Marie Bashkirtseff : Journal

jeudi 23 décembre 2021, par Jacques Lucchesi

éditions Mercure de France, 2021 (Le Petit Mercure)

Pour tous ceux qui s’intéressent au journal comme genre littéraire en soi, Marie Bashkirtseff est une sorte d’étoile de Vénus. Confier ses sentiments et ses ambitions au papier dès l’âge de douze ans révèle une précocité qui ne devait avoir d’égale que la brièveté de son existence, puisqu’elle s’éteignit, minée par la tuberculose, le 31 octobre 1884, à douze jours seulement de son 26ème anniversaire.
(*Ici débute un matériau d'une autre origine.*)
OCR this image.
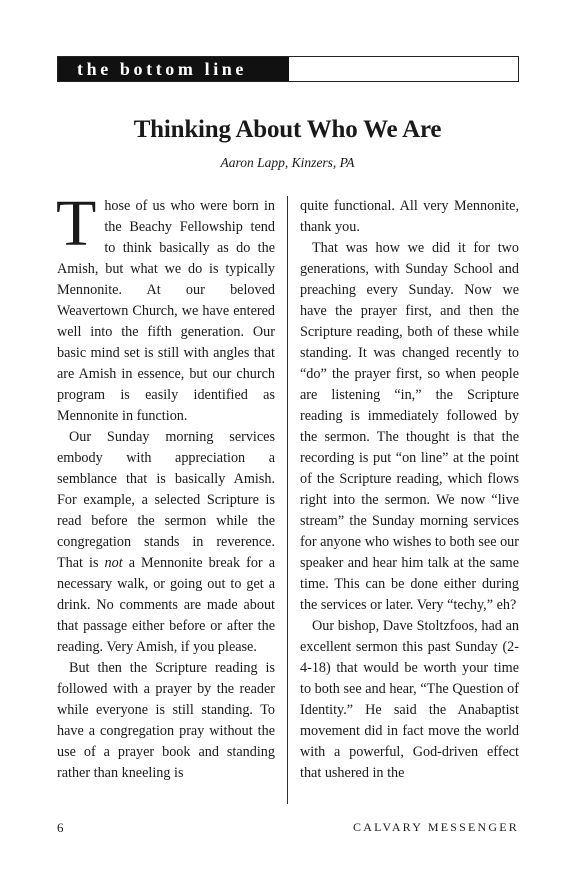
the bottom line
Thinking About Who We Are

Aaron Lapp, Kinzers, PA

Those of us who were born in the Beachy Fellowship tend to think basically as do the Amish, but what we do is typically Mennonite. At our beloved Weavertown Church, we have entered well into the fifth generation. Our basic mind set is still with angles that are Amish in essence, but our church program is easily identified as Mennonite in function.

Our Sunday morning services embody with appreciation a semblance that is basically Amish. For example, a selected Scripture is read before the sermon while the congregation stands in reverence. That is not a Mennonite break for a necessary walk, or going out to get a drink. No comments are made about that passage either before or after the reading. Very Amish, if you please.

But then the Scripture reading is followed with a prayer by the reader while everyone is still standing. To have a congregation pray without the use of a prayer book and standing rather than kneeling is

quite functional. All very Mennonite, thank you.

That was how we did it for two generations, with Sunday School and preaching every Sunday. Now we have the prayer first, and then the Scripture reading, both of these while standing. It was changed recently to “do” the prayer first, so when people are listening “in,” the Scripture reading is immediately followed by the sermon. The thought is that the recording is put “on line” at the point of the Scripture reading, which flows right into the sermon. We now “live stream” the Sunday morning services for anyone who wishes to both see our speaker and hear him talk at the same time. This can be done either during the services or later. Very “techy,” eh?

Our bishop, Dave Stoltzfoos, had an excellent sermon this past Sunday (2-4-18) that would be worth your time to both see and hear, “The Question of Identity.” He said the Anabaptist movement did in fact move the world with a powerful, God-driven effect that ushered in the

6	CALVARY MESSENGER
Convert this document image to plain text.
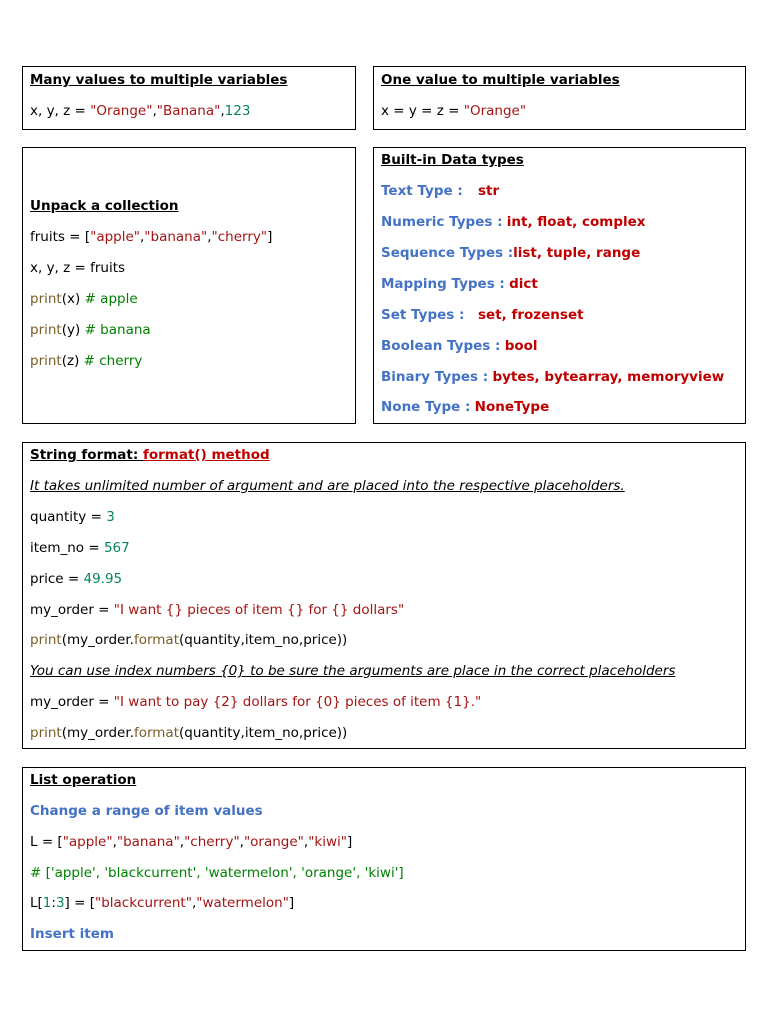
Many values to multiple variables
x, y, z = "Orange","Banana",123
One value to multiple variables
x = y = z = "Orange"
Unpack a collection
fruits = ["apple","banana","cherry"]
x, y, z = fruits
print(x) # apple
print(y) # banana
print(z) # cherry
Built-in Data types
Text Type : str
Numeric Types : int, float, complex
Sequence Types :list, tuple, range
Mapping Types : dict
Set Types : set, frozenset
Boolean Types : bool
Binary Types : bytes, bytearray, memoryview
None Type : NoneType
String format: format() method
It takes unlimited number of argument and are placed into the respective placeholders.
quantity = 3
item_no = 567
price = 49.95
my_order = "I want {} pieces of item {} for {} dollars"
print(my_order.format(quantity,item_no,price))
You can use index numbers {0} to be sure the arguments are place in the correct placeholders
my_order = "I want to pay {2} dollars for {0} pieces of item {1}."
print(my_order.format(quantity,item_no,price))
List operation
Change a range of item values
L = ["apple","banana","cherry","orange","kiwi"]
# ['apple', 'blackcurrent', 'watermelon', 'orange', 'kiwi']
L[1:3] = ["blackcurrent","watermelon"]
Insert item
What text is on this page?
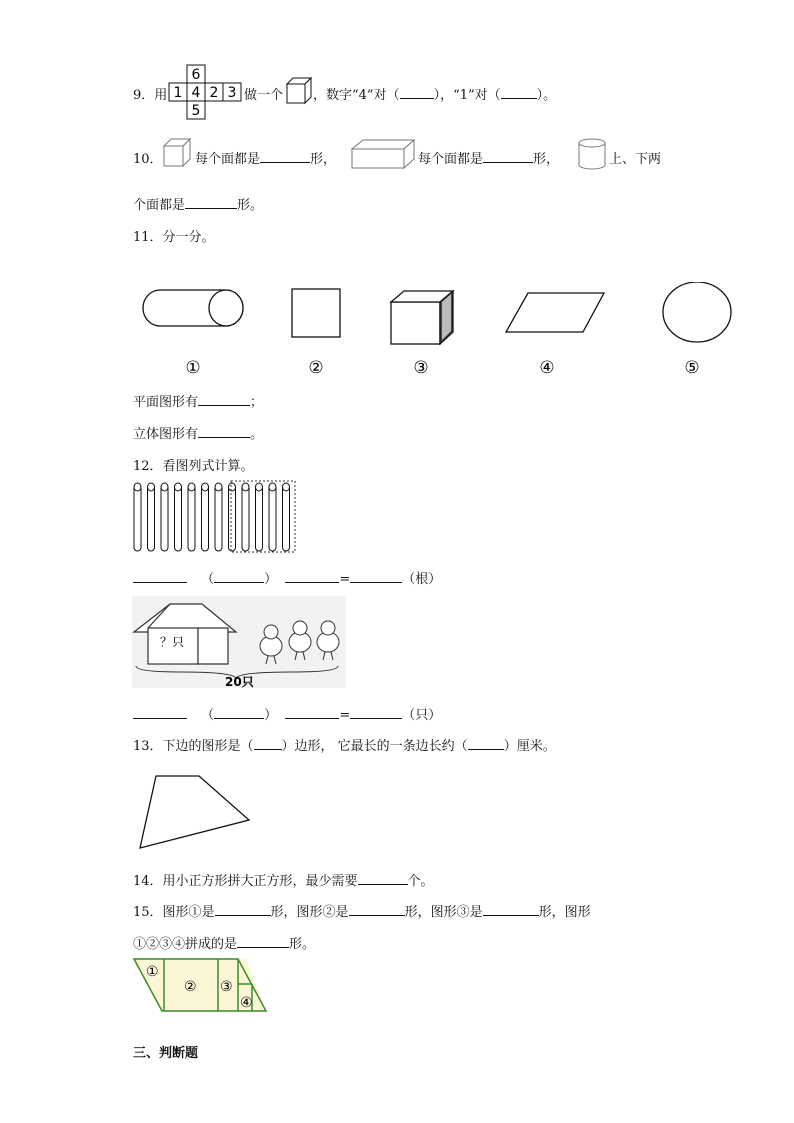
9．用
6
1 4 2 3
5
做一个 ，数字“4”对（	），“1”对（	）。
10． 每个面都是	形，	每个面都是	形，	上、下两
个面都是	形。
11．分一分。
①	②	③	④	⑤
平面图形有	；
立体图形有	。
12．看图列式计算。
（	）	=	（根）
？只
20只
（	）	=	（只）
13．下边的图形是（ ）边形， 它最长的一条边长约（	）厘米。
14．用小正方形拼大正方形，最少需要	个。
15．图形①是	形，图形②是	形，图形③是	形，图形
①②③④拼成的是	形。
①
② ③
④
三、判断题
C’est d’autant plus remarquable que l’écriture n’était pas, au départ, l’expression privilégiée de cette fille d’aristocrates russes qui vécût principalement en France, à Nice et à Paris où elle mourra. Elle misait bien davantage sur la peinture et le chant pour lui apporter une célébrité qu’elle ne cessa d’appeler de ses vœux. Elle témoigne, dans ses tableaux, d’une technique déjà sûre, avec un goût pour le portrait et les paysages d’ambiance. Une œuvre comme Le meeting, qui montre une réunion d’enfants dans la rue, a quasiment la grâce d’un Renoir. Mais il est certain que le temps lui a cruellement manqué pour porter son art jusqu’à l’excellence. Quant au chant, une surdité partielle diagnostiquée à vingt-deux ans lui en barra à jamais l’accès.

Ce sont finalement ses cinq cahiers de journal qui vont recueillir ses élans les plus sincères et constituer ainsi son passeport pour la postérité. Elle s’y montre passionnée en diable, narcissique et ambitieuse, tourmentée par l’angoisse de ne rien laisser de son passage terrestre. « Rien avant moi ; rien après moi ; rien en dehors de moi ! » : telle était sa devise. Pour se consacrer entièrement à la pratique des arts, elle repoussera les propositions de mariage, tout en s’amourachant du journaliste Paul de Cassagnac, tout en vivant une amitié amoureuse avec le peintre Jules-Bastien Lepage, de dix ans son aîné et qui mourra à peine un mois après elle.

De ce journal maintes fois réédité, les éditions Mercure de France ont tiré un petit volume de 125 pages qui rassemble sans doute les notations les plus expressives de la jeune diariste. Présenté par Verena Von Der Heyden-Rynsch, il nous restitue la personnalité de Marie Bashkirtseff en son temps, avec ses impressions de voyage, ses prières, ses doutes et ses répulsions. On découvre ainsi des analyses claires et pertinentes sur l’art moderne par opposition à l’art des Primitifs italiens (page 46), mais aussi des jugements acérés sur les mœurs et la vie politique française d’alors. Pour preuve cet extrait, page 74, en date du 30 octobre 1879 : « La France est un pays charmant et amusant : les émeutes, les révolutions, les modes, l’esprit, la grâce, l’élégance ; tout ce qui donne enfin à la vie du charme, de l’imprévu. Mais n’y cherchez ni gouvernement sérieux ni homme vertueux (au sens antique du mot), ni mariage d’amour… ni même véritable art. » Et, un peu plus loin : « La France, pour les jeunes filles, est un pays infâme, et le mot n’est pas trop gros. On ne peut mettre plus de froid cynisme dans l’accouplement de deux êtres, qu’on en met ici en mariant un homme et une femme. »

C’est tout cela qui fait le charme de ce petit livre, miroir bien sûr d’une personnalité exceptionnelle mais aussi, et au-delà de tous les clivages de genres, de la condition humaine et du désir d’immortalité qui l’assaille depuis toujours.